What I see here, what I see every time I see one of these shirts or stickers, is not a movement that promises to change those structures. I see a feel-good effort to make a cosmetic and superficial change to how atypical people are treated by society without actually changing the real conditions of their disenfranchisement. I see a movement that pretends that the real problems facing the whole range of people who get CALLED the R word have nothing to do with disproportionate unemployment, or exposure to quack therapies and abusive treatment, or homelessness, or the rate at which mentally atypical people are victimized by crime, or a broken health care system, or the stigma and disrespect that can be and is very clearly expressed without using the R word, or the patronizing attitudes that this sort of ‘kind normal people riding in to help the mentally disabled’ thing breeds, or the attitude of normativity and supremacy implicit in the entire way people think about mental differences. No, it’s about the R word. If only we can end that word! That awful word! Truly, THAT is the most important “disability rights” issue of the day! Ending the R Word will bring real change to the mentally different, just like ending the N word brought real change to African Americans, ending the F word brought real change for GLBTQ people, ending the B word would bring change to women, and if we just stopped calling the homeless (a disproportionate amount of whom are mentally atypical) ‘bums’, surely their troubles would fly away!

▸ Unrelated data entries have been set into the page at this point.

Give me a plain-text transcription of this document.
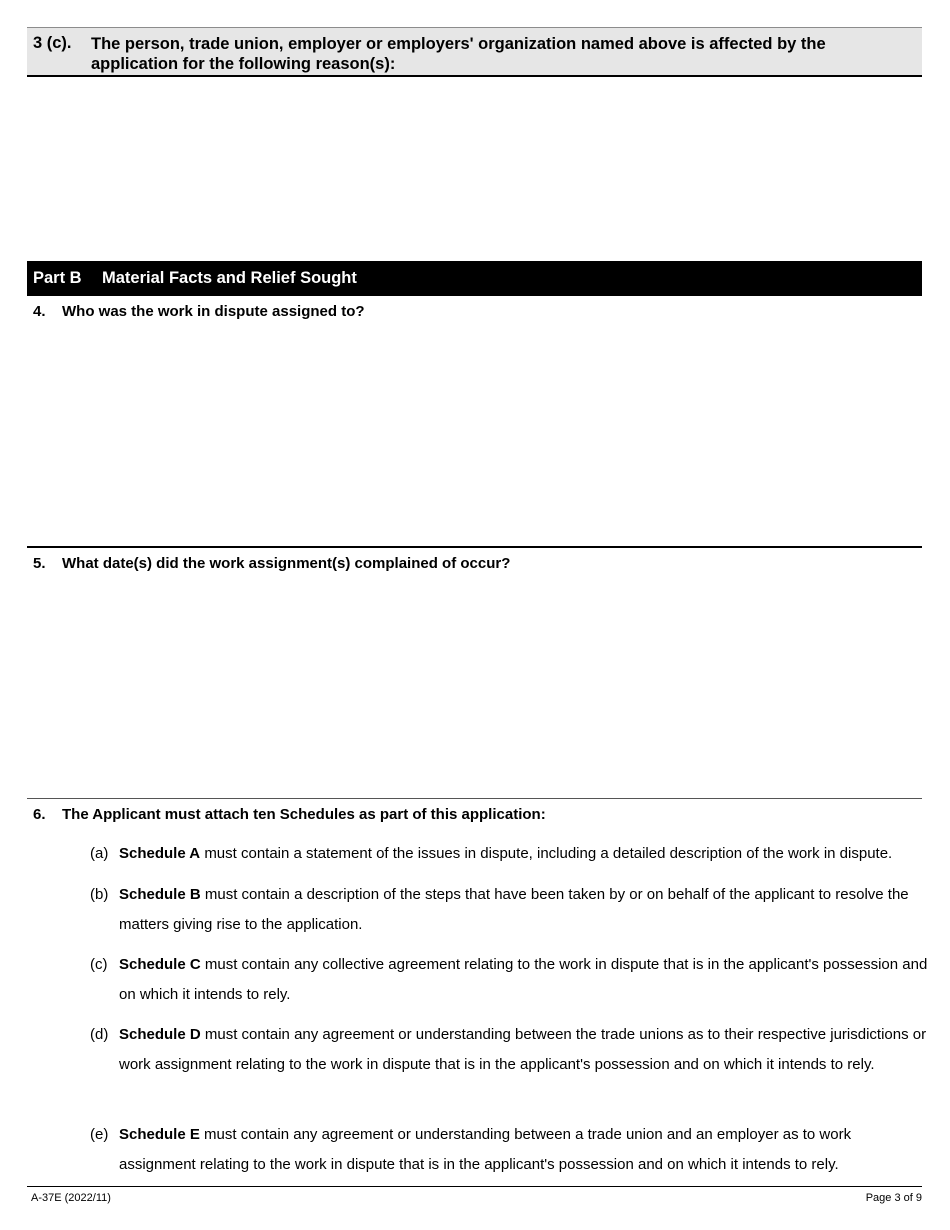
3 (c). The person, trade union, employer or employers' organization named above is affected by the application for the following reason(s):
Part B Material Facts and Relief Sought
4. Who was the work in dispute assigned to?
5. What date(s) did the work assignment(s) complained of occur?
6. The Applicant must attach ten Schedules as part of this application:
(a) Schedule A must contain a statement of the issues in dispute, including a detailed description of the work in dispute.
(b) Schedule B must contain a description of the steps that have been taken by or on behalf of the applicant to resolve the matters giving rise to the application.
(c) Schedule C must contain any collective agreement relating to the work in dispute that is in the applicant's possession and on which it intends to rely.
(d) Schedule D must contain any agreement or understanding between the trade unions as to their respective jurisdictions or work assignment relating to the work in dispute that is in the applicant's possession and on which it intends to rely.
(e) Schedule E must contain any agreement or understanding between a trade union and an employer as to work assignment relating to the work in dispute that is in the applicant's possession and on which it intends to rely.
A-37E (2022/11)	Page 3 of 9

Oh, if only we could end the word, and then all the normies could go on home and rest contented that they really made a difference, while the people they’ve successfully rebranded face once more the same, continued challenges they’ve faced before, untouched by this surface change.
So, I don’t pledge to end the word. I pledge to embrace the word. I pledge to embrace every slur and pejorative used against mentally different people. I pledge to own them. I pledge to support the SELF-advocacy of atypical people, whatever their condition. I pledge to fight for the things that really matter to us, because I’d rather be employed, housed, receiving the accommodations I need to thrive in a society designed for someone else’s mental and physical layout, and called a disrespectful slur, than be unemployed, homeless, structurally disadvantaged, and called a polite euphemism. I pledge not to use a euphemism to whitewash and ignore the continuing injustices we face. I pledge to keep using that word to acknowledge and highlight the ugliness of social injustice, until that injustice is no more, and if I can, I pledge to turn that word into a symbol of pride and self-worth. I am a freak. I am a retard. I am a psycho. I am a spaz. Hear me roar.”